Making videos about the Keys, what do you want to capture the most? Very simply, I just want to capture and share the beauty of this place and the joy it brings to those of us who have a genuine appreciation for what this place is. 

Filming Tom Flip’s Heads Up Key West, what did you learn about all of us? We’re all a bunch of crazy people and I love that so much.

What’s your next project? Ross Pipkin and I have been producing audiobooks for local author Reef Perkins that get published on audible.com and I’ve thoroughly enjoyed that experience. We have a bunch more to work on and those will be rolling out in the coming months. Also, I’ll be finishing up the documentary I’ve been working on for years with the University of Maine.
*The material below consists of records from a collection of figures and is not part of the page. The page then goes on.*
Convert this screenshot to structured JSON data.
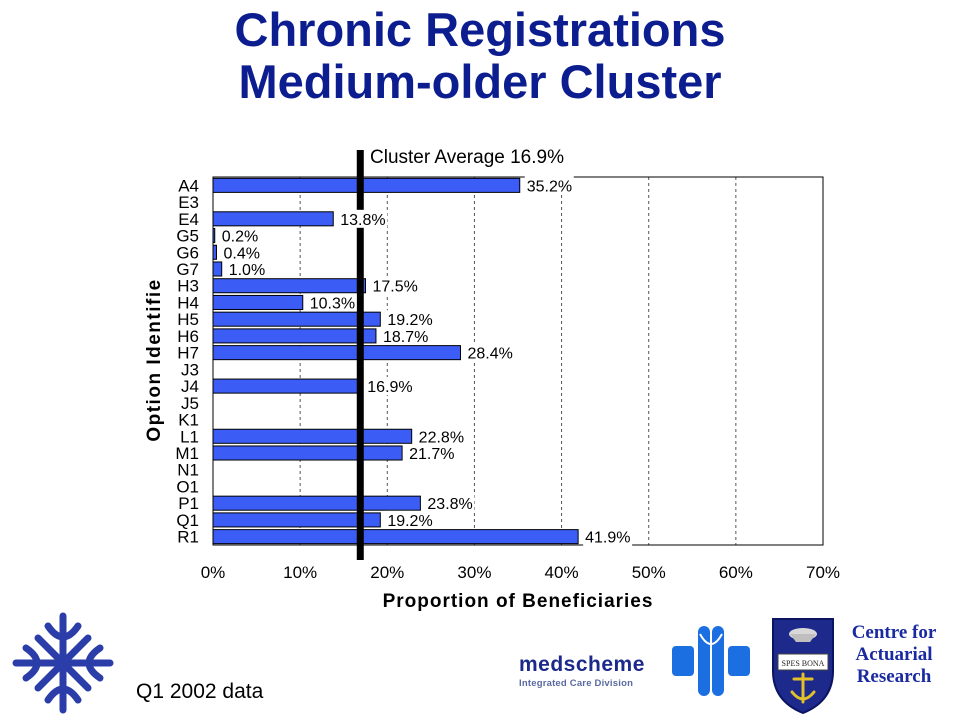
{
  "title": {
    "line1": "Chronic Registrations",
    "line2": "Medium-older Cluster"
  },
  "chart_data": {
    "type": "bar",
    "orientation": "horizontal",
    "categories": [
      "A4",
      "E3",
      "E4",
      "G5",
      "G6",
      "G7",
      "H3",
      "H4",
      "H5",
      "H6",
      "H7",
      "J3",
      "J4",
      "J5",
      "K1",
      "L1",
      "M1",
      "N1",
      "O1",
      "P1",
      "Q1",
      "R1"
    ],
    "values": [
      35.2,
      null,
      13.8,
      0.2,
      0.4,
      1.0,
      17.5,
      10.3,
      19.2,
      18.7,
      28.4,
      null,
      16.9,
      null,
      null,
      22.8,
      21.7,
      null,
      null,
      23.8,
      19.2,
      41.9
    ],
    "data_labels": [
      "35.2%",
      "",
      "13.8%",
      "0.2%",
      "0.4%",
      "1.0%",
      "17.5%",
      "10.3%",
      "19.2%",
      "18.7%",
      "28.4%",
      "",
      "16.9%",
      "",
      "",
      "22.8%",
      "21.7%",
      "",
      "",
      "23.8%",
      "19.2%",
      "41.9%"
    ],
    "xlabel": "Proportion of Beneficiaries",
    "ylabel": "Option Identifie",
    "xlim": [
      0,
      70
    ],
    "x_ticks": [
      0,
      10,
      20,
      30,
      40,
      50,
      60,
      70
    ],
    "x_tick_labels": [
      "0%",
      "10%",
      "20%",
      "30%",
      "40%",
      "50%",
      "60%",
      "70%"
    ],
    "grid": "vertical dashed",
    "bar_color": "#3b5cf5",
    "reference_line": {
      "value": 16.9,
      "label": "Cluster Average 16.9%"
    }
  },
  "footnote": "Q1 2002 data",
  "medscheme": {
    "name": "medscheme",
    "division": "Integrated Care Division"
  },
  "car": {
    "line1": "Centre for",
    "line2": "Actuarial",
    "line3": "Research",
    "crest_motto": "SPES BONA"
  },
  "colors": {
    "title": "#0c1d8f",
    "bar": "#3b5cf5",
    "logo_blue": "#2b3da8",
    "medscheme_blue": "#1b6fe0"
  }
}
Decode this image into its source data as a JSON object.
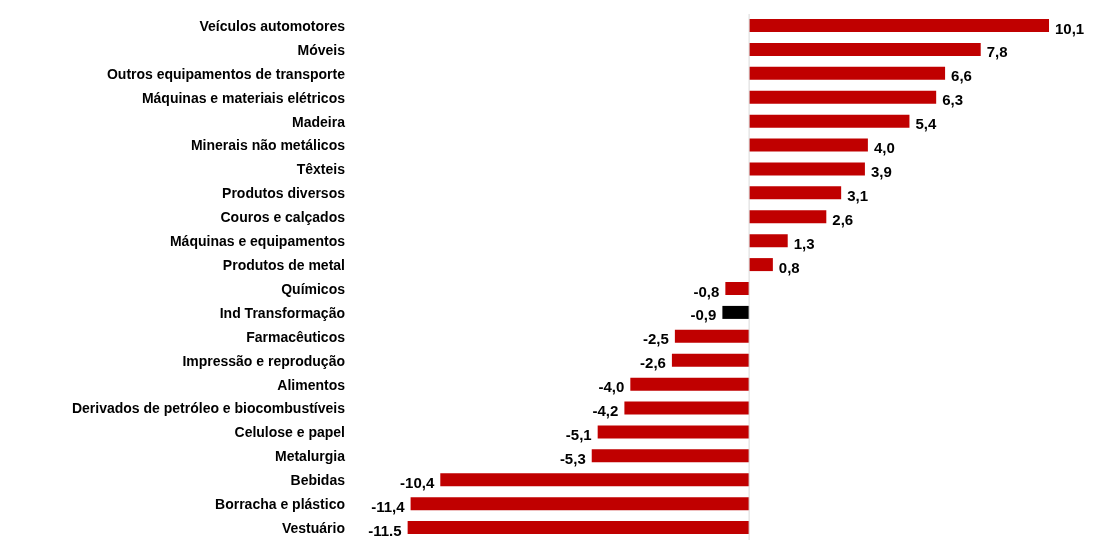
{
  "chart_data": {
    "type": "bar",
    "orientation": "horizontal",
    "categories": [
      "Veículos automotores",
      "Móveis",
      "Outros equipamentos de transporte",
      "Máquinas e materiais elétricos",
      "Madeira",
      "Minerais não metálicos",
      "Têxteis",
      "Produtos diversos",
      "Couros e calçados",
      "Máquinas e equipamentos",
      "Produtos de metal",
      "Químicos",
      "Ind Transformação",
      "Farmacêuticos",
      "Impressão e reprodução",
      "Alimentos",
      "Derivados de petróleo e biocombustíveis",
      "Celulose e papel",
      "Metalurgia",
      "Bebidas",
      "Borracha e plástico",
      "Vestuário"
    ],
    "values": [
      10.1,
      7.8,
      6.6,
      6.3,
      5.4,
      4.0,
      3.9,
      3.1,
      2.6,
      1.3,
      0.8,
      -0.8,
      -0.9,
      -2.5,
      -2.6,
      -4.0,
      -4.2,
      -5.1,
      -5.3,
      -10.4,
      -11.4,
      -11.5
    ],
    "value_labels": [
      "10,1",
      "7,8",
      "6,6",
      "6,3",
      "5,4",
      "4,0",
      "3,9",
      "3,1",
      "2,6",
      "1,3",
      "0,8",
      "-0,8",
      "-0,9",
      "-2,5",
      "-2,6",
      "-4,0",
      "-4,2",
      "-5,1",
      "-5,3",
      "-10,4",
      "-11,4",
      "-11.5"
    ],
    "colors": [
      "#c00000",
      "#c00000",
      "#c00000",
      "#c00000",
      "#c00000",
      "#c00000",
      "#c00000",
      "#c00000",
      "#c00000",
      "#c00000",
      "#c00000",
      "#c00000",
      "#000000",
      "#c00000",
      "#c00000",
      "#c00000",
      "#c00000",
      "#c00000",
      "#c00000",
      "#c00000",
      "#c00000",
      "#c00000"
    ],
    "ref_lines": [
      {
        "axis": "x",
        "value": 0,
        "color": "#d9d9d9"
      }
    ],
    "grid": false,
    "legend": false
  }
}
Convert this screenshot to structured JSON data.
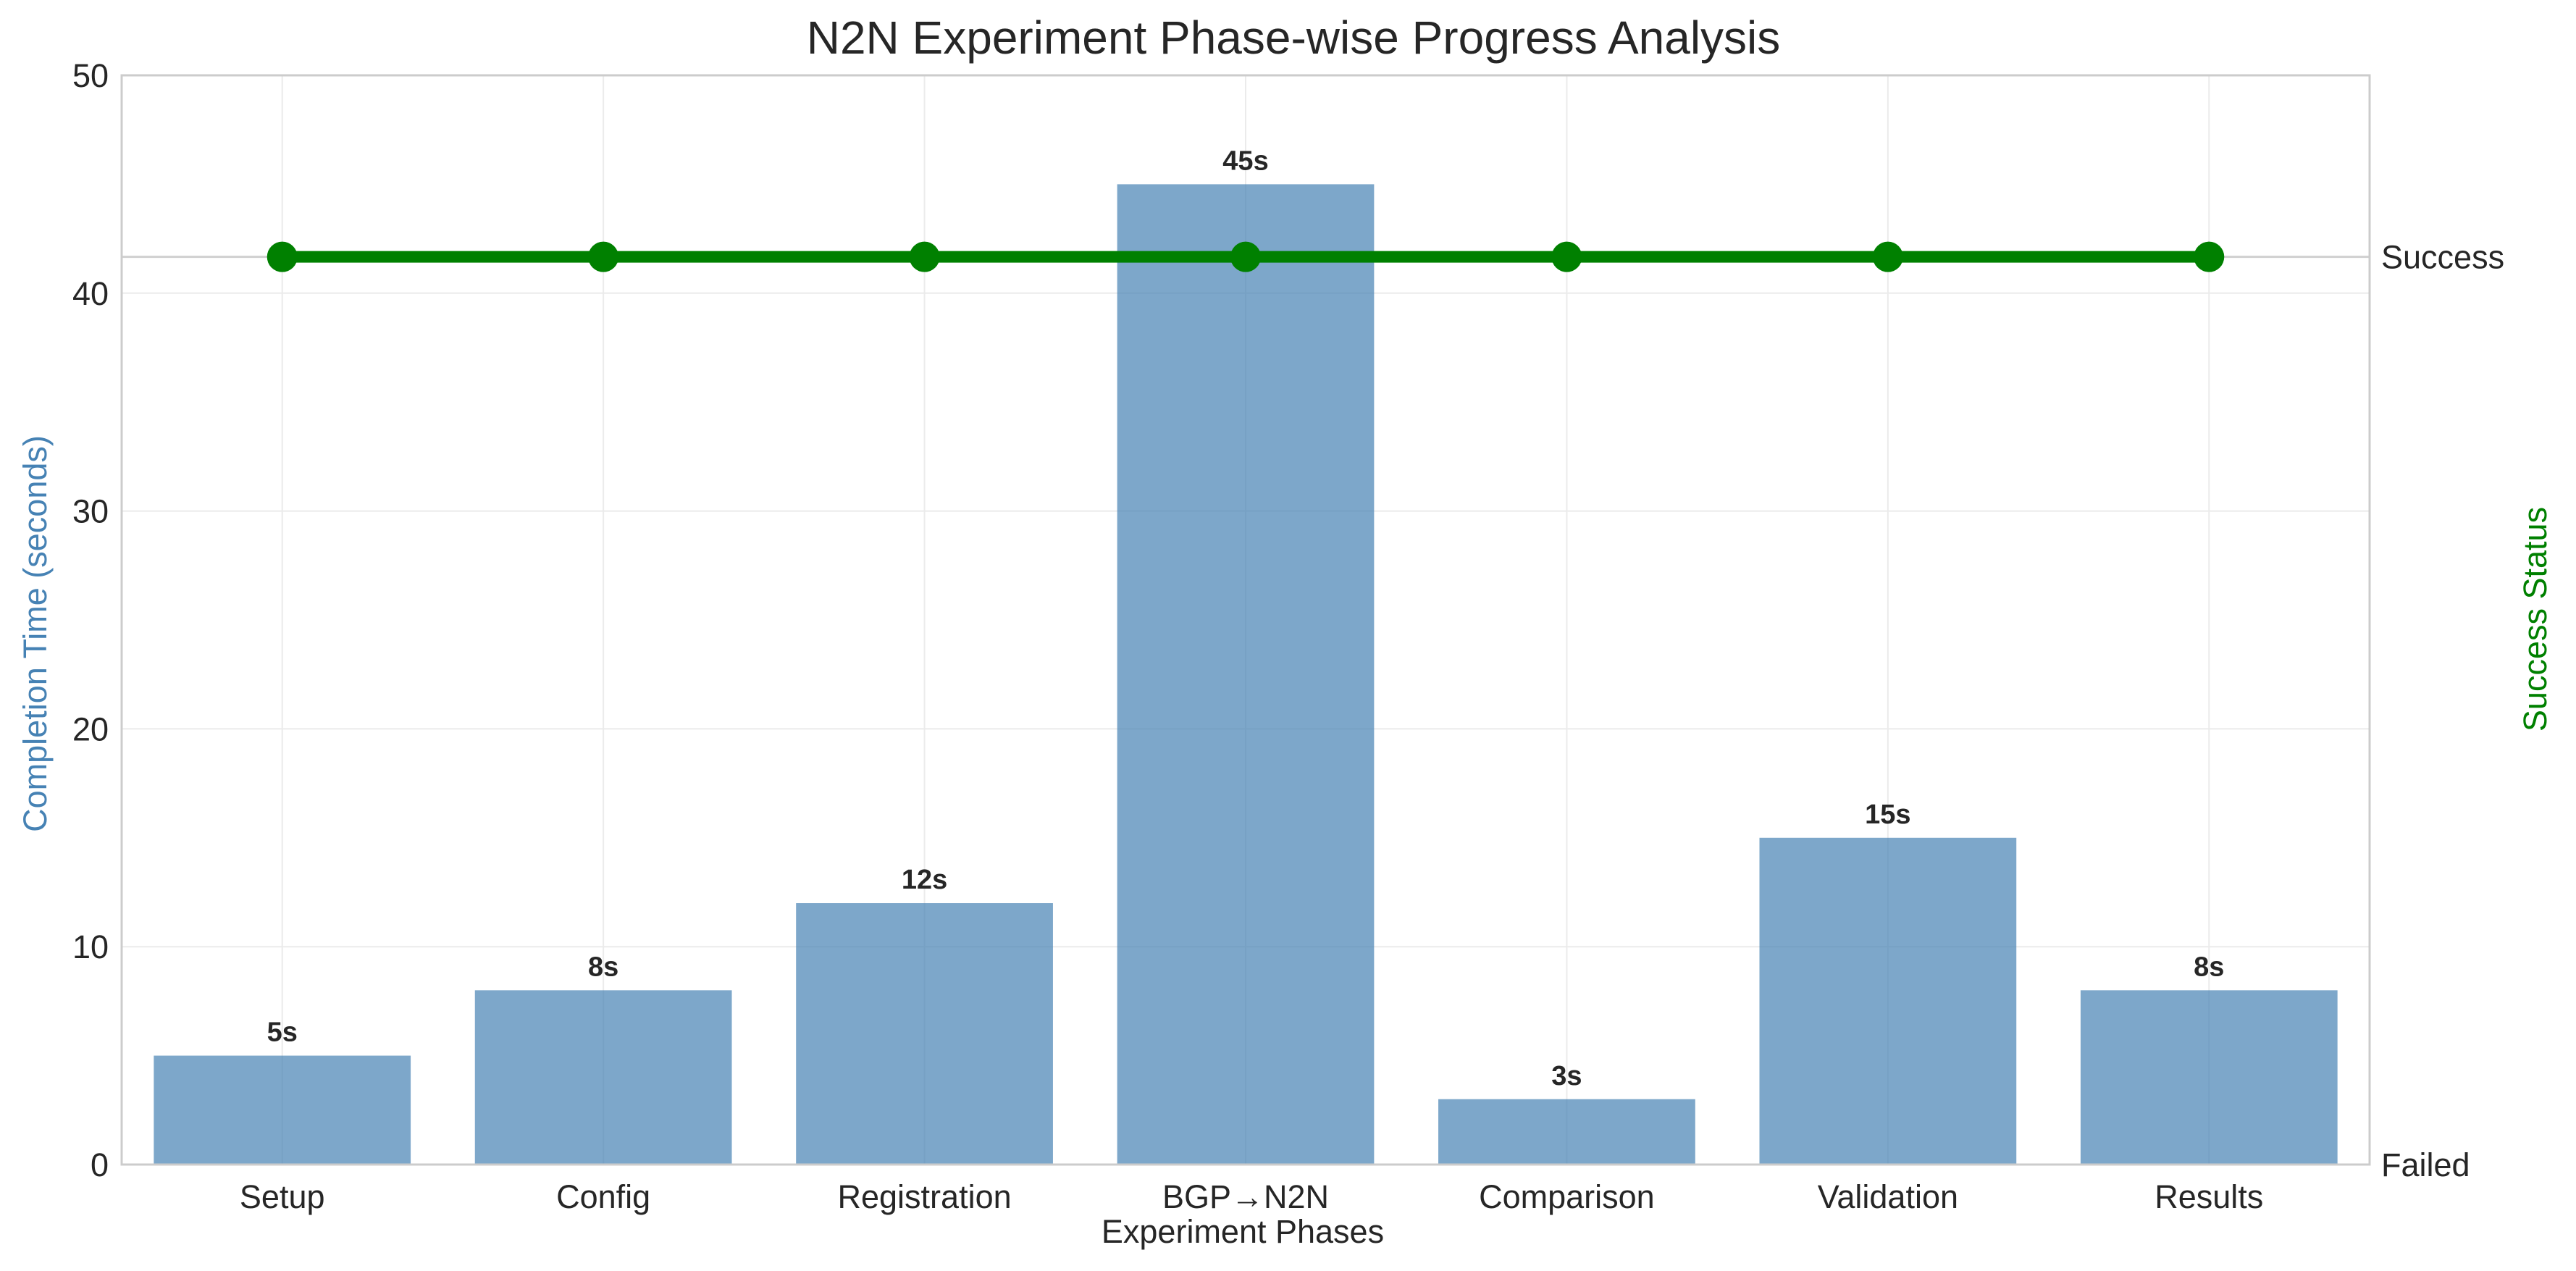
{
  "chart_data": {
    "type": "bar",
    "title": "N2N Experiment Phase-wise Progress Analysis",
    "xlabel": "Experiment Phases",
    "ylabel": "Completion Time (seconds)",
    "y2label": "Success Status",
    "categories": [
      "Setup",
      "Config",
      "Registration",
      "BGP→N2N",
      "Comparison",
      "Validation",
      "Results"
    ],
    "values": [
      5,
      8,
      12,
      45,
      3,
      15,
      8
    ],
    "bar_labels": [
      "5s",
      "8s",
      "12s",
      "45s",
      "3s",
      "15s",
      "8s"
    ],
    "ylim": [
      0,
      50
    ],
    "yticks": [
      "0",
      "10",
      "20",
      "30",
      "40",
      "50"
    ],
    "y2ticks": [
      "Failed",
      "Success"
    ],
    "success_line": {
      "type": "line",
      "values": [
        1,
        1,
        1,
        1,
        1,
        1,
        1
      ],
      "y2lim": [
        0,
        1.2
      ]
    },
    "grid": true,
    "colors": {
      "bars": "#4682b4",
      "success": "#008000",
      "ylabel": "#4682b4",
      "y2label": "#008000"
    }
  }
}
What movies or filmmakers most influence your work? That’s a really hard question. I have a very diverse taste in movies. Some of my favorite pieces of work are from John Landis but a couple of my favorite movies were “Belly,” “Four Rooms,” “Stranger than Fiction,” and a bunch of old skateboarding videos that literally no one reading this would know. “Transworld’s Transmission 7,” for example, or “Caught Clean.” Google that wild stuff. 

What did you think you would grow out of but haven’t? Finding laughter and happiness through being playfully silly and goofy sometimes. I’m 34 now and I’ve been known to do some silly things even recently. I’d probably better not go into too much detail on this one.

Which TV, movie or superhero character is your alter ego? Anything giraffe related. 

What job would you be terrible at? Anything mundane and repetitive, or inside of a cubicle. Too much routine makes me an insane person. I’ve tried that. I was terrible at it. 

If invisible in Key West, what would you do? I was actually invisible for a long time here. Y’all just didn’t know. It sucked because I couldn’t catch a sweet tan but it also ruled because I just drank a bunch of free beer all the time.

What question can you ask to find out the most about a person? What’s your favorite color?

Favorite guilty pleasure? Belly laughing at all the snapchats my sister sends me of my baby niece. God I love her so much, but I’d never let a grown man watch me do this. 

What job would you secretly love to have? Oh I’d love to be a charter boat captain. Fishing is my religion. I guess that’s not much of a secret.

What is something you think everyone should do at least once in their lives? TRAVEL. I can’t express this enough. Doesn’t matter where, just leave your comfort zone. One of my favorite destinations out of the MANY that I’ve traveled too, was Campobello Island in Canada, right on the Bay of Fundy. I came back completely transformed from that trip.

Lunch with one famous person, whom would you choose? Bill Nye the Science Guy, or even Neil deGrasse Tyson. When I was a kid, these people were massively influential to the way I perceived the world. They presented me with many possibilities in the way I can choose to perceive this universe.

Finish these sentences:

My friends and family would describe me as … well hopefully, fun-loving, supportive, motivated, nerdy, addicted to fishing. 

My autobiography would be titled … “Boiled Peanuts.” Anyone who knows me will get this.  

I can never refuse … a good bottle (or two) of pinot noir. With friends is a huge added bonus. Wine is meant to be shared.

When I go, I will go …. when I’m damn well ready.